Other non-interest income for the year ended December 31, 2005, included $160.0 million of income related to businesses
acquired during 2005. Exclusive of the income generated from businesses acquired, other non-interest income decreased 20%
from the prior year. This decrease is primarily the result of gains recognized in 2004, including a $31.5 million gain from the
sale of the Companys joint venture investment in South Africa and a $41.1 million gain from the sale of the French loan
portfolio, as well as, a $26.3 million reduction in gains recognized from the sale of auto loans in 2005 due to lower volume of
whole loan sales. These reductions in 2005 in other non-interest income were partially offset by a $34.0 million gain from the
sale of previously purchased charged-off loan portfolios during 2005.
Provision for loan losses
Exclusive of the North Fork acquisition, the provision for loan losses decreased 1% for the year ended December 31, 2006,
compared to the prior year. The decrease in the provision is as a result of a continued increase in the concentration of higher
credit quality loans in the reported loan portfolio combined with a continued favorable loss environment resulting from, in
part, a slower than expected return of bankruptcy related charge-offs to historical levels. During 2006, the Company
determined that $25.7 million of allowance for loan losses previously established to cover expected losses in the portion of
the loan portfolio impacted by the 2005 hurricanes was no longer needed.

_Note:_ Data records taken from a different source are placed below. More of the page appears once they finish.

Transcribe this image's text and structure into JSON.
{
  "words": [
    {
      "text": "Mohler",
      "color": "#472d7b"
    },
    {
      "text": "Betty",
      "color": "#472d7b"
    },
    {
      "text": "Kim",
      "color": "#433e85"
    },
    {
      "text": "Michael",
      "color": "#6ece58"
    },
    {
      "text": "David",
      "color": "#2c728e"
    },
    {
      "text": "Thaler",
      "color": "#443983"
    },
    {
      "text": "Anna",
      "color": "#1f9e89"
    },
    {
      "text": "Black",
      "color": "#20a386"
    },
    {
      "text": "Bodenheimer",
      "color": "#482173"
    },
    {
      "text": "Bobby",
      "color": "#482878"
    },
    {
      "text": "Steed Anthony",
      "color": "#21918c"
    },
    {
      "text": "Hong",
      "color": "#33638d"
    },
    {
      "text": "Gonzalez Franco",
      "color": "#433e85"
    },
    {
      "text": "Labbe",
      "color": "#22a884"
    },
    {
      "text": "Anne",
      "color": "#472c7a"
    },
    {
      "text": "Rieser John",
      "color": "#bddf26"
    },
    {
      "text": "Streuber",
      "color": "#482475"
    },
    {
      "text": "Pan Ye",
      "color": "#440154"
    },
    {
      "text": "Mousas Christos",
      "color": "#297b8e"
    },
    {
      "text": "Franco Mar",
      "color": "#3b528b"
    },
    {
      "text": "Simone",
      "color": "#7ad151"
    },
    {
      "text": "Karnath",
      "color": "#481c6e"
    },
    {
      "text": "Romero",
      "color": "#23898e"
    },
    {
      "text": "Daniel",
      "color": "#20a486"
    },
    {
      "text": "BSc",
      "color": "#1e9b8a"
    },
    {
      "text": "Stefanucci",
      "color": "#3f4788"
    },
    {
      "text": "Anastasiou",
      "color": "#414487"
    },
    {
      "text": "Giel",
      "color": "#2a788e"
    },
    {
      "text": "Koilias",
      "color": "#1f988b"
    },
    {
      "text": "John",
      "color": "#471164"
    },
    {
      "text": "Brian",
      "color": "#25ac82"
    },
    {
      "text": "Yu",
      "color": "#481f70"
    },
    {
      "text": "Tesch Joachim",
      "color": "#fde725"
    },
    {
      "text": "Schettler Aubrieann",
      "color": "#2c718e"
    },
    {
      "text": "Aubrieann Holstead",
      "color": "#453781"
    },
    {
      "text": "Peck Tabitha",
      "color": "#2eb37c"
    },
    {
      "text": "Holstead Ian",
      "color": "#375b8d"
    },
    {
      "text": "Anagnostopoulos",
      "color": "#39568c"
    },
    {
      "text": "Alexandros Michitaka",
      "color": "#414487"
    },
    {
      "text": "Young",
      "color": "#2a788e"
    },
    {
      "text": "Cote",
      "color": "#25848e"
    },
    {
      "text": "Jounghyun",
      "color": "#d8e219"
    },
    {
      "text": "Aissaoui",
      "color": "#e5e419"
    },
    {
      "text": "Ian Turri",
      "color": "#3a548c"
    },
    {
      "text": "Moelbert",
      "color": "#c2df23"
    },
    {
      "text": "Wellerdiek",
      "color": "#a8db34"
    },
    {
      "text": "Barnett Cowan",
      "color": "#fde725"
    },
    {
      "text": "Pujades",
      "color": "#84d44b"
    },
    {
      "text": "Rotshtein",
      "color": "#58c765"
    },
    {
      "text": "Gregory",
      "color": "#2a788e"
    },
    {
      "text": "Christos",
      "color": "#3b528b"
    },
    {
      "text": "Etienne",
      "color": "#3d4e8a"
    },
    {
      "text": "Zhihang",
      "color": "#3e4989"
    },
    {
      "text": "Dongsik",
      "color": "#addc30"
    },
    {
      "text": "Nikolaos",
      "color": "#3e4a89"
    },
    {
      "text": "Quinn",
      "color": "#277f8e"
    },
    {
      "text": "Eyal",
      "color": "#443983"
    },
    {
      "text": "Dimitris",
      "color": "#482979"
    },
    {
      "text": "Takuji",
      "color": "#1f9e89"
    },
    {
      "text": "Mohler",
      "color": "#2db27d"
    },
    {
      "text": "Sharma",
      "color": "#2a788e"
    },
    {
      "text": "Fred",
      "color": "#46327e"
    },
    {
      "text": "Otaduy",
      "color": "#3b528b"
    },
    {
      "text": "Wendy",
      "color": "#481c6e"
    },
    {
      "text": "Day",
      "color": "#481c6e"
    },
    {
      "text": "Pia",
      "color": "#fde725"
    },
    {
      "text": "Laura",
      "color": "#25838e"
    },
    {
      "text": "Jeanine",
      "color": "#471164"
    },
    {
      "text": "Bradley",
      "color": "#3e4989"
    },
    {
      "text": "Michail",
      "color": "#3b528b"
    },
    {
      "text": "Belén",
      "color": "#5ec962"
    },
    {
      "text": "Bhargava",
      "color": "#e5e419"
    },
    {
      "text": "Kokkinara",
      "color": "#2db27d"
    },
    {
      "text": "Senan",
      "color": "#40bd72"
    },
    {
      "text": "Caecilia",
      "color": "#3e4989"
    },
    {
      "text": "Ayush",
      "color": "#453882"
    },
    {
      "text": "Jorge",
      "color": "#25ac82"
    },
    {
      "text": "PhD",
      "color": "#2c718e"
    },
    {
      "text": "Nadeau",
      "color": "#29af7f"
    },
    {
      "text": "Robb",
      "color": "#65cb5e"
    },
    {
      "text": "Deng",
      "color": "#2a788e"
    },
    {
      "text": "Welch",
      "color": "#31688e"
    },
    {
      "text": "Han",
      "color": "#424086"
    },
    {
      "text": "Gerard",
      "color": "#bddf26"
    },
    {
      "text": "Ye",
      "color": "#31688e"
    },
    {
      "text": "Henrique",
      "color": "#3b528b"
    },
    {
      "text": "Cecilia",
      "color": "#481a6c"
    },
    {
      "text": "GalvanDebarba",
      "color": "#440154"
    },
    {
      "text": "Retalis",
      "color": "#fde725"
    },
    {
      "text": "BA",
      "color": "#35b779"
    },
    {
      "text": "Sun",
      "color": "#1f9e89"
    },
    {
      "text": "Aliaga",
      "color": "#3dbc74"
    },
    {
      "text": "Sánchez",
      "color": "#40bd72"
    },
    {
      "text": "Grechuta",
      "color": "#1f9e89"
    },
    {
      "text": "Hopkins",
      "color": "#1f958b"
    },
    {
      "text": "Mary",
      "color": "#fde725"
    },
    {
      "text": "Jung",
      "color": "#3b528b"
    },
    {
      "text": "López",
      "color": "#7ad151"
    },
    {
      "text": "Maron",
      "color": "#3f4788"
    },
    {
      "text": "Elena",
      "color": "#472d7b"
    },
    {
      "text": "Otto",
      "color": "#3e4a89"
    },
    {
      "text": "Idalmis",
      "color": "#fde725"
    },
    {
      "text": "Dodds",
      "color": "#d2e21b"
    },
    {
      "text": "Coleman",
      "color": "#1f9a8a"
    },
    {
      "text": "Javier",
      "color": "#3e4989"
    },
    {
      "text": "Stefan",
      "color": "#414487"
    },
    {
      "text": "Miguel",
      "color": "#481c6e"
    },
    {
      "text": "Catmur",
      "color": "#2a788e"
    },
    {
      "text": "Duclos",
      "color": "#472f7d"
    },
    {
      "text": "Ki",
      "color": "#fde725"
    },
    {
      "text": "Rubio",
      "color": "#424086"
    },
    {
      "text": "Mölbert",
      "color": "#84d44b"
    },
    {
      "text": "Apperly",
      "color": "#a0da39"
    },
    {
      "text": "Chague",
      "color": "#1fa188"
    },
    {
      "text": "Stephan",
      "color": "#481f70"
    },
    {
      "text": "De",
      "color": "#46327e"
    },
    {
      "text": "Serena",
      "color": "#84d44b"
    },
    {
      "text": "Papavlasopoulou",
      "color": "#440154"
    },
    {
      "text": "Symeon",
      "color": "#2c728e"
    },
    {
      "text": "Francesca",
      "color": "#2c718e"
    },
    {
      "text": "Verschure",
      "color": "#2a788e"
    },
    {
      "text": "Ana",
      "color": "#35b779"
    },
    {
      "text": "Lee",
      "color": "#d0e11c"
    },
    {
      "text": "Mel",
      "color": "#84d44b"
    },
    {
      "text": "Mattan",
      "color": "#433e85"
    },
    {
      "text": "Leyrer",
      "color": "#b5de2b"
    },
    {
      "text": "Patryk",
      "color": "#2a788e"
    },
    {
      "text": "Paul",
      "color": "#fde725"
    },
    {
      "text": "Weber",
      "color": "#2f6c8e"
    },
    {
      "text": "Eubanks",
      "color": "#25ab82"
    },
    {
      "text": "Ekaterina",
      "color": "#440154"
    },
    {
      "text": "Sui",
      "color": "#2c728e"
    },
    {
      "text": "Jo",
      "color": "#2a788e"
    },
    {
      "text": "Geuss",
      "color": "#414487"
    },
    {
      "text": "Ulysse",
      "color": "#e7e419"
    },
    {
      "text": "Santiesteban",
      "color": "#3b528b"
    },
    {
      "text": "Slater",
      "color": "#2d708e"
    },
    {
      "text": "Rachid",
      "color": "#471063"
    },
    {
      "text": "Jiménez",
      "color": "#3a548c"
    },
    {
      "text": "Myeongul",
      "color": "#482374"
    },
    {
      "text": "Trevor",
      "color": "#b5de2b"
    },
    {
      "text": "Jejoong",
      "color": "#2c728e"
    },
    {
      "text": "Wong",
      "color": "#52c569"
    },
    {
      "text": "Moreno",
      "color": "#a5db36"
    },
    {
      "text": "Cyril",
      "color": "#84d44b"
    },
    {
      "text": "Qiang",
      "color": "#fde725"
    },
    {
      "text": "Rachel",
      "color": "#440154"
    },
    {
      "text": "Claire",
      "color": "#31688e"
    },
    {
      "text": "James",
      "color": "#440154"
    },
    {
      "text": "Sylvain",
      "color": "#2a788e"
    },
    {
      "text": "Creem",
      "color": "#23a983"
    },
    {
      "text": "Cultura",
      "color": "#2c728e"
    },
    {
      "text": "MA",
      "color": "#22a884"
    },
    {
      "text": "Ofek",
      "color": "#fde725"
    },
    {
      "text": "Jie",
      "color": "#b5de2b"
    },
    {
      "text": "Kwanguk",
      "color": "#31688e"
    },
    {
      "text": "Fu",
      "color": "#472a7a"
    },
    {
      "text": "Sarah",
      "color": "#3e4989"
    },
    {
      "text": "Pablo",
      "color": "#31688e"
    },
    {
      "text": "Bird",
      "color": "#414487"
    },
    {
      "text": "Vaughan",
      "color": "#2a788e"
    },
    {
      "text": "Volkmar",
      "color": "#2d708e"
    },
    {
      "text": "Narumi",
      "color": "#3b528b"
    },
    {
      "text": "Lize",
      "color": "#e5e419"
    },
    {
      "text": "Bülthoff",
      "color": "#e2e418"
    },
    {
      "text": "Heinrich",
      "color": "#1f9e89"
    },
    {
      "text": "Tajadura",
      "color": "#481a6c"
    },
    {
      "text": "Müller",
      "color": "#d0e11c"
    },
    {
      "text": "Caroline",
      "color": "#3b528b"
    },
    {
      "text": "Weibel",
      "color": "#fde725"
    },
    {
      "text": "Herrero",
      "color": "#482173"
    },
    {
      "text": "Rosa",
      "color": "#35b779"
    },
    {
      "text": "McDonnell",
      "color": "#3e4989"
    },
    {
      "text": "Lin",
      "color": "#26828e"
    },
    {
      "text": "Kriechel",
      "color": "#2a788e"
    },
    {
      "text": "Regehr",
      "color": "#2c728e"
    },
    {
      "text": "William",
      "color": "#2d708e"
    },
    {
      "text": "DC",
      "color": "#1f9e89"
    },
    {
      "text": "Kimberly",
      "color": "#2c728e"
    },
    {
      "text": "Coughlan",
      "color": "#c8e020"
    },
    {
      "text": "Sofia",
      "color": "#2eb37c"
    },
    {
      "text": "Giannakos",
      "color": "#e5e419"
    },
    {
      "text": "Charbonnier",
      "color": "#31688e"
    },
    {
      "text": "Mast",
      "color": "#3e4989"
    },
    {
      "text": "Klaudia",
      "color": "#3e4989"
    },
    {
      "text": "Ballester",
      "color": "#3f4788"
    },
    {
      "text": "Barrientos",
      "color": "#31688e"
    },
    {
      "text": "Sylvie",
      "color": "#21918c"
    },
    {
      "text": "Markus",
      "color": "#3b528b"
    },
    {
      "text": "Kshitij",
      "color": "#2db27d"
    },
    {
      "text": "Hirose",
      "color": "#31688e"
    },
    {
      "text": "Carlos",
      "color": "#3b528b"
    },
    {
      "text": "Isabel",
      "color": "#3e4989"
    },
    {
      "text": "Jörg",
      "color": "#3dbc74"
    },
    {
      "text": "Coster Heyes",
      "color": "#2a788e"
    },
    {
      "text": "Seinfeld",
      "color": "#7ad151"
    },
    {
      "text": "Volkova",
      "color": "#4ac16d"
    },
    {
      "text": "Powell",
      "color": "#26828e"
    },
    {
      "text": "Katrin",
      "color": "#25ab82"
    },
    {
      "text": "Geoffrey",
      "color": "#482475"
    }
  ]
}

The provision for loan losses increased 22% for the year ended December 31, 2005 compared to the prior year. This increase
was driven by 14% growth in the reported loan portfolio, exclusive of Hibernia loans acquired, estimated losses resulting
from the Gulf Coast hurricanes, and an increase in net charge-offs resulting from the enactment of the new bankruptcy
legislation. Exclusive of the estimated losses from the Gulf Coast Hurricanes and the increase in bankruptcy related charge-
offs in 2005 compared to 2004, the provision for loan losses would have increased 8% from the prior year. This provision for
loan losses increase relative to the 14% growth in the reported loan portfolio reflects a continued increase in the concentration
of higher credit quality loans in the reported loan portfolio.
Non-interest expense
Non-interest expense consists of marketing and operating expenses.